Sports betting hits roadblock yet again in Georgia's 2024 legislative session

The Georgia legislative session ended on Thursday, marking another year without the legalization of sports betting in the state. Despite optimistic predictions earlier this year, no bills concerning sports gambling were passed during the session. With Georgia remaining one of the 12 states without permitted sports gambling, the future of sports betting in the Peach State seems uncertain.

During their final meeting, the House Rules Committee decided against submitting Senate Bills 386 and 579 to the full House for a vote. The legislators could not agree on how to utilize the revenue generated from sportsbooks.

Lawrenceville Democrat and House Minority Whip Sam Park voted to move forward Senate Resolution 579 and Senate Bill 386. However, he and fellow Democrats expressed reservations about passing the bills in their current form. This reluctance stems from the House committee's amendment, which now permits taxes to be allocated for HOPE college scholarships and pre-K programs.

Without a definitive answer, many House Democrats refused to support the sports gambling initiatives, hindering the Republicans' ability to secure the necessary two-thirds majority for a required resolution component.

The Longstanding Gambling Stance in Georgia

The state lottery, which began operating in Georgia in 1992 after a public vote, has remained the only legal form of gambling until now. A survey reveals that a majority of citizens (52%) favor legalizing sports betting, provided the revenues generated are allocated to the HOPE higher education initiative.

Atlanta's legislative assembly is working on passing bills to allow for the operation of sportsbooks, with an option for online platforms. According to State Sen. Clint Dixon (R-Burford), sports wagering might be categorized as a lottery expansion, potentially eliminating the need for a Georgia Constitution amendment vote. However, his chamber colleagues disagreed and added a provision to SB 386 that mandated the passage of a constitutional amendment for the bill to become law.
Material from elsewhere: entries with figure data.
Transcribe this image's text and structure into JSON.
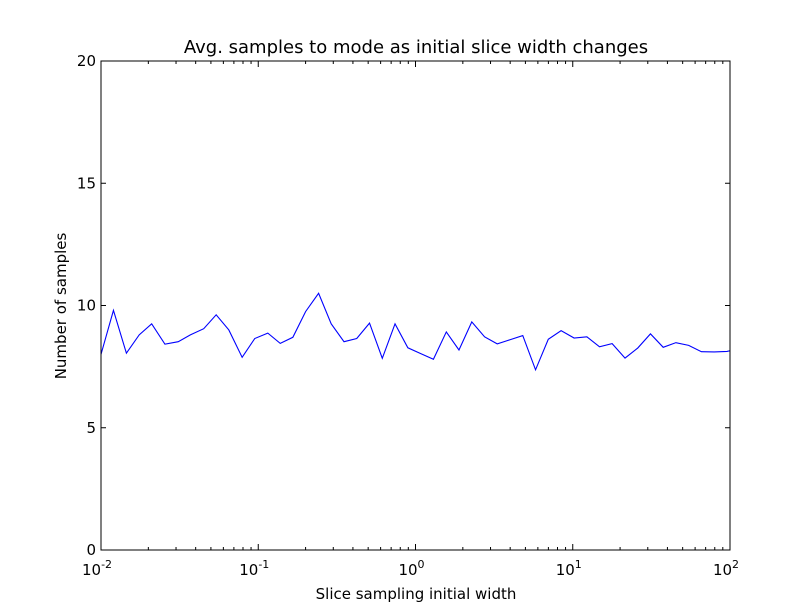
{
  "chart_data": {
    "type": "line",
    "title": "Avg. samples to mode as initial slice width changes",
    "xlabel": "Slice sampling initial width",
    "ylabel": "Number of samples",
    "xscale": "log",
    "xlim": [
      0.01,
      100
    ],
    "ylim": [
      0,
      20
    ],
    "x_ticks": [
      {
        "base": "10",
        "exp": "-2",
        "value": 0.01
      },
      {
        "base": "10",
        "exp": "-1",
        "value": 0.1
      },
      {
        "base": "10",
        "exp": "0",
        "value": 1
      },
      {
        "base": "10",
        "exp": "1",
        "value": 10
      },
      {
        "base": "10",
        "exp": "2",
        "value": 100
      }
    ],
    "y_ticks": [
      0,
      5,
      10,
      15,
      20
    ],
    "y_tick_labels": [
      "0",
      "5",
      "10",
      "15",
      "20"
    ],
    "grid": false,
    "line_color": "#0000ff",
    "series": [
      {
        "x": [
          0.01,
          0.012,
          0.0145,
          0.0175,
          0.021,
          0.0255,
          0.031,
          0.037,
          0.045,
          0.054,
          0.065,
          0.079,
          0.095,
          0.115,
          0.138,
          0.166,
          0.2,
          0.242,
          0.291,
          0.351,
          0.423,
          0.51,
          0.615,
          0.741,
          0.894,
          1.08,
          1.3,
          1.57,
          1.89,
          2.28,
          2.75,
          3.31,
          3.99,
          4.81,
          5.8,
          6.99,
          8.43,
          10.2,
          12.3,
          14.8,
          17.8,
          21.5,
          25.9,
          31.2,
          37.6,
          45.3,
          54.6,
          65.8,
          79.4,
          95.7,
          100
        ],
        "y": [
          8.0,
          9.8,
          8.05,
          8.8,
          9.25,
          8.42,
          8.52,
          8.8,
          9.05,
          9.62,
          9.0,
          7.88,
          8.65,
          8.87,
          8.45,
          8.7,
          9.75,
          10.5,
          9.25,
          8.52,
          8.65,
          9.28,
          7.84,
          9.25,
          8.27,
          8.03,
          7.8,
          8.92,
          8.18,
          9.33,
          8.72,
          8.43,
          8.6,
          8.77,
          7.37,
          8.62,
          8.97,
          8.67,
          8.72,
          8.31,
          8.44,
          7.85,
          8.26,
          8.84,
          8.29,
          8.48,
          8.37,
          8.11,
          8.1,
          8.12,
          8.15
        ]
      }
    ]
  }
}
Roadblocks to Legalizing Sports Betting

An upgrade in taxes was implemented for SB 386, as the legislative process brought about a new tax rate of 25% on the gross revenue generated from sports betting.

Up to sixteen sports betting licenses were outlined in the legislation at an annual expense of one million dollars apiece. In the Georgia Senate, Sen. Bill Cowsert (R-Athens) introduced SR 579, asking for voter approval to enable lawmakers to establish rules for managing sports wagers. Despite efforts made during the legislative session, gaming expansion measures continue to surface in nearly every Georgia legislative session.

The staunch opposition from influential religious groups in Georgia towards expanding gambling opportunities remains a significant roadblock in the path to legalizing sports betting. Their concerns over potential risks and negative consequences for Georgians continue to cast doubt on the issue, making it an uphill battle for lawmakers to secure enough support for its passage.

Suzanne Guy, an influential figure in the Georgia Baptist Convention and a long-standing opponent of gambling expansion, voiced her apprehensions regarding the potential risks and negative consequences that could arise from legalizing sports betting in Georgia during a public address last month.

The Future of Sports Betting in Georgia

As of now, sports betting is permitted in thirty-eight states and the District of Columbia, while Georgia remains among the twelve states that continue to prohibit this form of gambling. The enactment of sports betting legislation in Georgia continues to elude us, as the state is projected to remain among the 12 without such permissible activities until at least the year 2025.

With the conclusion of the Georgia legislative session and no progress made on the issue of sports betting legalization, Georgians and sports fans' anticipation remains unfulfilled as they look forward to future opportunities to address this topic.